REDAZIONE MILANO

Hotel Gallia, accordo dopo un anno di lotta "I lavoratori delle pulizie verranno riassorbiti"

Erano stati lasciati a casa in piena pandemia. Ma il settore resta una giungla. "Contratti e appalti pirata"

La lotta sindacale è durata un anno fra manifestazioni, denunce e appelli andati a vuoto, fino a quando è arrivata la svolta. I lavoratori che si occupavano dei servizi appaltati dall’Hotel Excelsior Gallia di Milano sono stati riassorbiti dall’azienda Papalini, che per i prossimi tre anni gestirà pulizia e facchinaggio nella struttura a pochi passi dalla stazione Centrale. "Verranno riconosciute le condizioni contrattuali ed economiche precedenti – spiegano i sindacati Flaica-Cub e Si-Cobas – mantenendo il tempo indeterminato e i livelli contrattuali". I lavoratori che verranno riassorbiti sono una quarantina, mentre altri colleghi hanno trovato nuovi lavori.

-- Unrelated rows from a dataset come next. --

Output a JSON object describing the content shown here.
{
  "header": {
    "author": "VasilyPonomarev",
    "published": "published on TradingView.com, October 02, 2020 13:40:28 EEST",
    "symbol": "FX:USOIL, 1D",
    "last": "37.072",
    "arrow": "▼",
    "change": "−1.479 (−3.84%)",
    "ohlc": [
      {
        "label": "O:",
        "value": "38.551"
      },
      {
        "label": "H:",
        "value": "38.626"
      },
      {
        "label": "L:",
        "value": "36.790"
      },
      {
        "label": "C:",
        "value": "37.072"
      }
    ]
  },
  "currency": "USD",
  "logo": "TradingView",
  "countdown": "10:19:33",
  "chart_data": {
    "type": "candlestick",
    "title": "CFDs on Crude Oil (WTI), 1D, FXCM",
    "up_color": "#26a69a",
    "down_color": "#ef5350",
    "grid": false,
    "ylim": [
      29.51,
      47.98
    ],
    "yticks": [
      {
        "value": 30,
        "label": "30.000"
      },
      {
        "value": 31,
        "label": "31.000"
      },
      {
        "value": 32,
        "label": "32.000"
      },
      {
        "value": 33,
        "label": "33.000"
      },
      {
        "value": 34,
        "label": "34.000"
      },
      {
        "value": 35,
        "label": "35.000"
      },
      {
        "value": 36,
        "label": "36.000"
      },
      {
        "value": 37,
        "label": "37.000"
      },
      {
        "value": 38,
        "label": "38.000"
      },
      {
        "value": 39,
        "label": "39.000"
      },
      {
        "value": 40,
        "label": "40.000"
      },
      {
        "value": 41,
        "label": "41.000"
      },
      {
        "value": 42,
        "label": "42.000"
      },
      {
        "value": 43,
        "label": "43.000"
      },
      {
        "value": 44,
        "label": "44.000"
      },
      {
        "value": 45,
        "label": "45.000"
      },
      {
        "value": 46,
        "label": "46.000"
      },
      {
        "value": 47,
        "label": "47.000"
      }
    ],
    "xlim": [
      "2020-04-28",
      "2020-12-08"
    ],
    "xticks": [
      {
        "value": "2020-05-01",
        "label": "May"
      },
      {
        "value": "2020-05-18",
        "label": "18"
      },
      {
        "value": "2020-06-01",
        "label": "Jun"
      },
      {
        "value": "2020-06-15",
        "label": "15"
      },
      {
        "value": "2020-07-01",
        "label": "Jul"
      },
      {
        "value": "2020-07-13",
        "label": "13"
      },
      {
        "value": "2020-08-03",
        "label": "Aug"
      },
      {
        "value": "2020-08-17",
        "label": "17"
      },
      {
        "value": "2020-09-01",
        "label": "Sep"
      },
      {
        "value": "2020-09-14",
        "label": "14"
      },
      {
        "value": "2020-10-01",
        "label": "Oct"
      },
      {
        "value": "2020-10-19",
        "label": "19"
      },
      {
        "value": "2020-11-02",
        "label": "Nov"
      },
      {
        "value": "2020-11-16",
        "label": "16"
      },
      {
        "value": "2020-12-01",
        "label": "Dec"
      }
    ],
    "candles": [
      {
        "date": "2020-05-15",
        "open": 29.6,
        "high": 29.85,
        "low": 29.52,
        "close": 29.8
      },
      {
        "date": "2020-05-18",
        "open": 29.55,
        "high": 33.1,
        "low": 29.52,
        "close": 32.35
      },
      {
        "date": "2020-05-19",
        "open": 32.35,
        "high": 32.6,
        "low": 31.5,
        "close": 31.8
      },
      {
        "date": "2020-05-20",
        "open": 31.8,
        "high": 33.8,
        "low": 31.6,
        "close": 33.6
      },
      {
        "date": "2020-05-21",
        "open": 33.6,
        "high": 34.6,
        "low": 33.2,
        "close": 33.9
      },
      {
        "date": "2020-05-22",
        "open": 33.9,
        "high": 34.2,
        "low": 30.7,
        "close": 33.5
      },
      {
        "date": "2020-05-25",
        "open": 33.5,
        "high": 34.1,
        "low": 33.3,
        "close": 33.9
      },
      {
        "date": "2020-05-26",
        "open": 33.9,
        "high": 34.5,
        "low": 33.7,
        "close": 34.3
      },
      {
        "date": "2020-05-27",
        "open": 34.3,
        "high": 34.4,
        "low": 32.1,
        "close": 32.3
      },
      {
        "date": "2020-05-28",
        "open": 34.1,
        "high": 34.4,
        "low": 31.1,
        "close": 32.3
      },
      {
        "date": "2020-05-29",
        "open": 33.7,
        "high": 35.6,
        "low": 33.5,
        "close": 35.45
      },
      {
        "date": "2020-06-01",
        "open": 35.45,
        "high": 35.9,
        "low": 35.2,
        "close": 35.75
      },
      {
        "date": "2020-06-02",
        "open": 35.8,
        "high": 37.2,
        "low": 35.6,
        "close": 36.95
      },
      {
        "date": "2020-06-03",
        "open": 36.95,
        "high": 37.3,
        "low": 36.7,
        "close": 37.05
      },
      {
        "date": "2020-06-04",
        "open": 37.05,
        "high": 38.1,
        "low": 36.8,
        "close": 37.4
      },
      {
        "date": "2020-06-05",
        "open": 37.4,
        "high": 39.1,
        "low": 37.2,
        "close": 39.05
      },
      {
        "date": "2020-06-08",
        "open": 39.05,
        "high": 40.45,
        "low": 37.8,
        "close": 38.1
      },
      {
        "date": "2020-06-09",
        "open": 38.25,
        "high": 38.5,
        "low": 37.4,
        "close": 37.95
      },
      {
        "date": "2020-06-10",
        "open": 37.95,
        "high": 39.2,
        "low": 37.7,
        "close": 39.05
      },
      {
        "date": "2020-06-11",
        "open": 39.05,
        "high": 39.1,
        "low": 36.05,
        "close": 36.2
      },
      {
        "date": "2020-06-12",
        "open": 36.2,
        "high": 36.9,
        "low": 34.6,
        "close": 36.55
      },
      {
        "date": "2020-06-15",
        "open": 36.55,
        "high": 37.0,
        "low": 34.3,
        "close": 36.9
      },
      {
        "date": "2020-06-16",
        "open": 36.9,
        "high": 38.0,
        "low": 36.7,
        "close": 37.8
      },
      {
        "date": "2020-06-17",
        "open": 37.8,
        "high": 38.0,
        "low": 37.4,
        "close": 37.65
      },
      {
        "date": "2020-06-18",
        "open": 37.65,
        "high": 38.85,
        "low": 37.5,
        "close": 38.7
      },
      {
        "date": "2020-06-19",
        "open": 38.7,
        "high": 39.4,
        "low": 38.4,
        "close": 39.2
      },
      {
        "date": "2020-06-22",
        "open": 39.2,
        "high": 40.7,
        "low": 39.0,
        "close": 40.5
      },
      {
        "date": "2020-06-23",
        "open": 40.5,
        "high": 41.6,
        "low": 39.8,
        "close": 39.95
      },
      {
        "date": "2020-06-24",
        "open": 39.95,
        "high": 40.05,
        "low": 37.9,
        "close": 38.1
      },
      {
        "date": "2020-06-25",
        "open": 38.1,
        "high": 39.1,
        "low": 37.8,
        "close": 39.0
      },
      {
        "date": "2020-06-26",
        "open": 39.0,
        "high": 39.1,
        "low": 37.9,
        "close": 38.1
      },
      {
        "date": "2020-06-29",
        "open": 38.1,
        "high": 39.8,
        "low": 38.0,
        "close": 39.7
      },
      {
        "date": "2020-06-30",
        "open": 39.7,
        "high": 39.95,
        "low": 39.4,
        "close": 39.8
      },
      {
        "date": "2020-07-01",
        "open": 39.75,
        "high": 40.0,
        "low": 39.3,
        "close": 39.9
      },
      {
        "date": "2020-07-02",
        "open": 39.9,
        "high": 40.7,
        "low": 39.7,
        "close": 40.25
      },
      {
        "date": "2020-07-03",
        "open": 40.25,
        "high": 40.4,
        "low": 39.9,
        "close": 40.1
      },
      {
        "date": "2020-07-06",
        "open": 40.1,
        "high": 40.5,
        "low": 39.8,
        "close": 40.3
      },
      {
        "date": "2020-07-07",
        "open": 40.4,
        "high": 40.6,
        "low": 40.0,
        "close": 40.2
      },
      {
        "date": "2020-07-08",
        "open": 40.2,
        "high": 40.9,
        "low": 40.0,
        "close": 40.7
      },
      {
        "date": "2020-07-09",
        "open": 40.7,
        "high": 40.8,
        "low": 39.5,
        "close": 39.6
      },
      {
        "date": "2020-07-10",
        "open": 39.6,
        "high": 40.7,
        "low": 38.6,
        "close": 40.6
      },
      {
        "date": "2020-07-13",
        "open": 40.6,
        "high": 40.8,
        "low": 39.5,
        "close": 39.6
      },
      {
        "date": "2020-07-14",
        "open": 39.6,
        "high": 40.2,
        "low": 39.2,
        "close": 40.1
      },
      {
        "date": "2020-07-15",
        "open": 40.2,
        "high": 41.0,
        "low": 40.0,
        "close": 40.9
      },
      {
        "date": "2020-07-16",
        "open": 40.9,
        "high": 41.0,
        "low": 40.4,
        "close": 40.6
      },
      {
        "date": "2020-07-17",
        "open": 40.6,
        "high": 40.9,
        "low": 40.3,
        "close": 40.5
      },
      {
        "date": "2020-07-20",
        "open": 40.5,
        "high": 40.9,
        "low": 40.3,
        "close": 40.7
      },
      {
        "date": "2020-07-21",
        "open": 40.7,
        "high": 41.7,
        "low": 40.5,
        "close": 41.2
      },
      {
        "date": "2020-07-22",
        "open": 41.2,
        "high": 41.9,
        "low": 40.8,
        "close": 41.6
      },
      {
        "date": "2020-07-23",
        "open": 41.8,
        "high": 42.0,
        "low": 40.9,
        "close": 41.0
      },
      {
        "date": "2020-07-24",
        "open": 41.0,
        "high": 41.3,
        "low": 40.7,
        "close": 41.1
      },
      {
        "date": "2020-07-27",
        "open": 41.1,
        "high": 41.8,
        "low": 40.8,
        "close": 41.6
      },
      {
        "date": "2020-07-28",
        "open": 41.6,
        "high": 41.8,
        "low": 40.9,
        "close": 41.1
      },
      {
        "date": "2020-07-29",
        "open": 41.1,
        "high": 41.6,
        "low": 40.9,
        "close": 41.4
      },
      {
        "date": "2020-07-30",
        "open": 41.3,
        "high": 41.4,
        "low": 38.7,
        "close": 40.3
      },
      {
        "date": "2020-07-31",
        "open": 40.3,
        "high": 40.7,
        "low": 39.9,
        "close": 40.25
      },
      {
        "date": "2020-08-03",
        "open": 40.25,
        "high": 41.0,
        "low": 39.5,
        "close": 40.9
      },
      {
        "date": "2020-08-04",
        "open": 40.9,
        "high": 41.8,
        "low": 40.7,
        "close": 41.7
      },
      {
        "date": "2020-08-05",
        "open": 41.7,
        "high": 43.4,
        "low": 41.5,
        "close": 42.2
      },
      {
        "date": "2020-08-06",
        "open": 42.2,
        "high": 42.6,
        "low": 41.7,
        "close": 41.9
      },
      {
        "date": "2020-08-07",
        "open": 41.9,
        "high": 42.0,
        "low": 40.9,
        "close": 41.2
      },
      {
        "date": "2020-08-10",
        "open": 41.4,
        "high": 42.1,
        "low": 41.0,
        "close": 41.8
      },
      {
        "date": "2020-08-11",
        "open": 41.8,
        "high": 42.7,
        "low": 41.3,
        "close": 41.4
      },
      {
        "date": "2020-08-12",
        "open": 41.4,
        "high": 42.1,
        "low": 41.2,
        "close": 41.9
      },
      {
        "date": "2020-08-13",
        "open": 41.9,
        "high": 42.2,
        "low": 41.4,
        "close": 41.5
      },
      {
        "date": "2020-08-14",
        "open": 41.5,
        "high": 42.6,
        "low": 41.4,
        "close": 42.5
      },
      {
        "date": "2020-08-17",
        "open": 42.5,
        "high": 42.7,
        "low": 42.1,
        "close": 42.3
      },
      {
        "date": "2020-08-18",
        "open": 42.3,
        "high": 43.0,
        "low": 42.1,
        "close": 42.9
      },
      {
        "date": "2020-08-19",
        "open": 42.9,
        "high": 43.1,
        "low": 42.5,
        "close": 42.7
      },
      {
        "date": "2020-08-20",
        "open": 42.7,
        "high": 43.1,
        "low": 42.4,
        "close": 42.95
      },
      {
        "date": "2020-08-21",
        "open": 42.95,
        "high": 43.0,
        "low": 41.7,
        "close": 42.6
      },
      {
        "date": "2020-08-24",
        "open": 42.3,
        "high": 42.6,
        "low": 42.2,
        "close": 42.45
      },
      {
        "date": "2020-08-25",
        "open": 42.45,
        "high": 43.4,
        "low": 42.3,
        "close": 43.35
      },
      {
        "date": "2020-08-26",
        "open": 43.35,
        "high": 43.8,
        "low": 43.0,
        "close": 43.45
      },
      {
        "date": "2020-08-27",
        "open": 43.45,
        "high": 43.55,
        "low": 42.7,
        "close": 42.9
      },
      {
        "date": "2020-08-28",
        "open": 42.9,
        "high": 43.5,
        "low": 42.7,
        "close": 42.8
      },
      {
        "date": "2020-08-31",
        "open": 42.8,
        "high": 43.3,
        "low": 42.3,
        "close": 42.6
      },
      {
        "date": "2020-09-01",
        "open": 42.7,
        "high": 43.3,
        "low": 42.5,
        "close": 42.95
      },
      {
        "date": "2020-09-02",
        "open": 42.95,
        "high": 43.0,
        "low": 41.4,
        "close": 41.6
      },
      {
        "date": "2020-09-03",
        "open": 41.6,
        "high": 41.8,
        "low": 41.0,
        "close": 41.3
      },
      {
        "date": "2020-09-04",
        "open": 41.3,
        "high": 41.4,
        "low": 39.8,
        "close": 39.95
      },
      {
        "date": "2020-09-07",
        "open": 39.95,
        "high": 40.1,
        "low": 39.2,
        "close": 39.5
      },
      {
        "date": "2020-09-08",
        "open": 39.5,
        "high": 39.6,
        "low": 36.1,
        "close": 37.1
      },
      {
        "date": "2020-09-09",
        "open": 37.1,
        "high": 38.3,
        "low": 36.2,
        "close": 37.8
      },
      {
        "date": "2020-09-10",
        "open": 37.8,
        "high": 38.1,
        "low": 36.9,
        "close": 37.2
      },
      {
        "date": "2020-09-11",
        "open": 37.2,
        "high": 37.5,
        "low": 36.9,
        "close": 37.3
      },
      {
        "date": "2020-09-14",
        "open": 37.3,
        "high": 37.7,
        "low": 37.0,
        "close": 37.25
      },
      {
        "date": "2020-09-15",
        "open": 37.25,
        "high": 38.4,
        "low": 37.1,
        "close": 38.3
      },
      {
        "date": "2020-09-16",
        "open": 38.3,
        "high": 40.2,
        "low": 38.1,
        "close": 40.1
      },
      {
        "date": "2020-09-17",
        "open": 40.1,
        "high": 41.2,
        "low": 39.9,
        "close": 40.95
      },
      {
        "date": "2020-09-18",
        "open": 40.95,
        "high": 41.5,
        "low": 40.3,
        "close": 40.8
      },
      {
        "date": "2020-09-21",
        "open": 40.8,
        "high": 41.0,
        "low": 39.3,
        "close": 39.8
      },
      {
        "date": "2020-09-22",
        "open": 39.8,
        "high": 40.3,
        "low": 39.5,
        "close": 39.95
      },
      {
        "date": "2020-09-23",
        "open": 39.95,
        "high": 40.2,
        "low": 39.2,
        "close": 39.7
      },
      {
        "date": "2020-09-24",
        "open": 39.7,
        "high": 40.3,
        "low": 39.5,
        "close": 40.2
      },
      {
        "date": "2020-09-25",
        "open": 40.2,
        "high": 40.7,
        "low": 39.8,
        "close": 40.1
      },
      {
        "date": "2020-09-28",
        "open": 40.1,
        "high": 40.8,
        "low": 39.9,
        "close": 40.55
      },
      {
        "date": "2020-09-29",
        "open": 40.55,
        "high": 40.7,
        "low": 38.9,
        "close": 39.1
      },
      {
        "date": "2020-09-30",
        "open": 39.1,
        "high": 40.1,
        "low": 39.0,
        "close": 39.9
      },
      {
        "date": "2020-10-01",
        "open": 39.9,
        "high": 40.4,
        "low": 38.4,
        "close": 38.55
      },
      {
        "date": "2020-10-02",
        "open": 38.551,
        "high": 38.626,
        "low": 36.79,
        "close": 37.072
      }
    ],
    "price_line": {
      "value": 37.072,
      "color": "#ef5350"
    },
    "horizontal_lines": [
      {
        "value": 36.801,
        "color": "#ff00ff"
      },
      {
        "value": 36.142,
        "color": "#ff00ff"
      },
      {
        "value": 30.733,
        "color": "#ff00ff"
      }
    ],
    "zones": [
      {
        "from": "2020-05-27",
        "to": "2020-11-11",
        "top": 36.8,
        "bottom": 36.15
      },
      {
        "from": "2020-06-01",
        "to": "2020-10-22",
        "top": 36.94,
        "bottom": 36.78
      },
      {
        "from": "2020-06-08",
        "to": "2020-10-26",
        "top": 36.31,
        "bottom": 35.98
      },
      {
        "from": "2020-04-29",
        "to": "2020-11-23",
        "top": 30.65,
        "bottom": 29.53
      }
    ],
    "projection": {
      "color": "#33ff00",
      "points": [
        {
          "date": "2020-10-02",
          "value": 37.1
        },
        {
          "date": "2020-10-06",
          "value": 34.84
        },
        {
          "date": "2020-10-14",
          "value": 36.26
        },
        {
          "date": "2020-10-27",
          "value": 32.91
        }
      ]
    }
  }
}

Una vicenda emblematica del Far West degli alberghi, con condizioni di lavoro già precarie divenute estreme con la pandemia, che ha messo in ginocchio il turismo. Esattamente un anno fa, il 16 luglio 2020, con l’hotel chiuso, la società HoGroup, che gestiva l’appalto, aveva chiesto ai lavoratori di sottoscrivere una conciliazione per autolicenziarsi, promettendogli un futuro pagamento del Tfr e l’accesso alla Naspi. Nel frattempo, il Gallia affidava la gestione della riapertura tra agosto e dicembre ad una azienda, la KeepUp, che si serviva di personale esterno. Da qui l’avvio di una lunga vertenza per ottenere il reintegro, sfociata nell’accordo con la Papalini, subentrata alla KeppUp. "In questo settore le operazioni di espulsione della forza lavoro erano già iniziate nonostante il blocco dei licenziamenti – spiegano i sindacati di base – con cessazioni improvvise d’impresa e cambi d’appalto al ribasso e non trasparenti". Un sistema finito anche sotto la lente della Procura di Milano, con l’inchiesta coordinata dal pm Paolo Storari che ha portato al sequestro da quasi 22 milioni di euro al gruppo Cegalin-Hotelvolver, che si occupa di servizi di pulizie. Al centro dell’indagine un meccanismo attraverso il quale il gruppo, tra il 2013 e il 2016, avrebbe esternalizzato il lavoro avvalendosi di cooperative le quali non avrebbero versato i contributi previdenziali ai lavoratori e l’Iva. E con un sistema di false fatture sarebbero stati dirottati anche soldi all’estero.